Product liability claims can be tricky. They usually involve technical information such as engineering schematics, and complex legal questions. If you’ve been injured by a defective product and want to pursue a claim, it’s definitely recommended that you consult with an experienced product liability lawyer who can help you navigate this potentially complicated matter and work to get you the compensation you deserve.
Common Auto Defects
Product defects generally fall into three categories:
- Design Defects — Flaws in the design of a product can render it dangerous when used in ways the company intended or could foresee
- Manufacturing Defects — Errors committed while making the product may render it dangerous
- Marketing Defects — Failing to provide proper instructions for use of the product or to include appropriate warnings may lead to injuries
When it comes to automobiles, there are certain kinds of defects that commonly result in injuries to drivers, passengers, or other people.
- Defective Air Bags — When air bags fail to deploy or deploys when you haven’t been in a collision, injuries may result.

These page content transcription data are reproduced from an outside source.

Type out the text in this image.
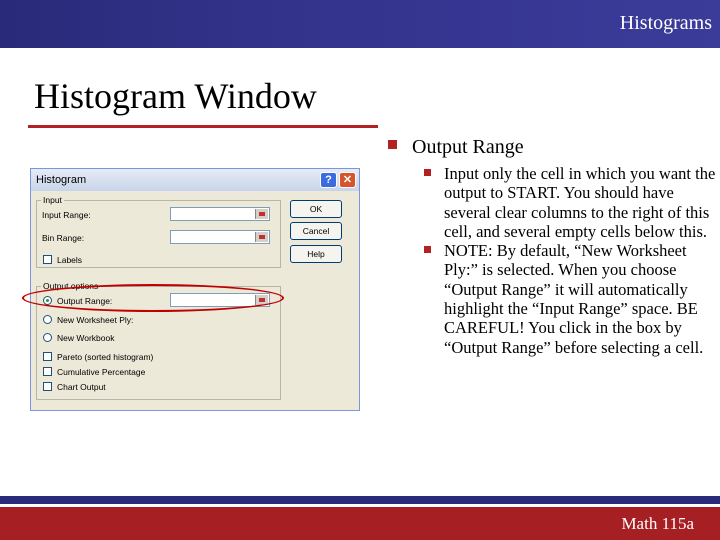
Histograms
Histogram Window
Output Range
Input only the cell in which you want the output to START. You should have several clear columns to the right of this cell, and several empty cells below this.
NOTE: By default, “New Worksheet Ply:” is selected. When you choose “Output Range” it will automatically highlight the “Input Range” space. BE CAREFUL! You click in the box by “Output Range” before selecting a cell.
Histogram	?	✕
Input
Input Range:
Bin Range:
Labels
Output options
Output Range:
New Worksheet Ply:
New Workbook
Pareto (sorted histogram)
Cumulative Percentage
Chart Output
OK
Cancel
Help
Math 115a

- Defective Brakes — The ability to stop when needed is critical to safe driving, and brakes that don’t work will almost undoubtedly result in accident or injury.
- Defective Tires — When tires fail or blow out while you’re driving, you can lose control of your vehicle.
- Defective Roof — When a vehicle roof is defective, it may collapse and cause serious or fatal injuries in a crash or rollover.
- Defective Windshield — When windshields don’t have shatter-resistant glazing or the structural integrity of the windshield is weak, it may shatter in even a relatively mild impact and cause disfiguring lacerations from broken glass.
- Defective Gas Tank or Fuel Lines — Defects in gas tanks or fuel lines can cause vehicle fires or explosions that result in severe burns or death.
- Defective Seat Belts — Seat belts are designed to save lives during a crash by preventing occupants from knocking into parts of the vehicle or being ejected from the vehicle in a crash. When seat belts fail, serious injuries or death may be the result.
Liability for Auto Defects
It may seem like common sense that when a defect in an automobile causes injuries or death, the manufacturer should be liable. However, product liability law also allows for recovery of damages against other people in the supply chain, including distributors and sellers. So depending on the nature of the defect, you may have a claim against the auto manufacturer or against the dealer — or maybe both. An experienced Chicago personal injury lawyer can help you identify the appropriate party that should be liable for your injuries.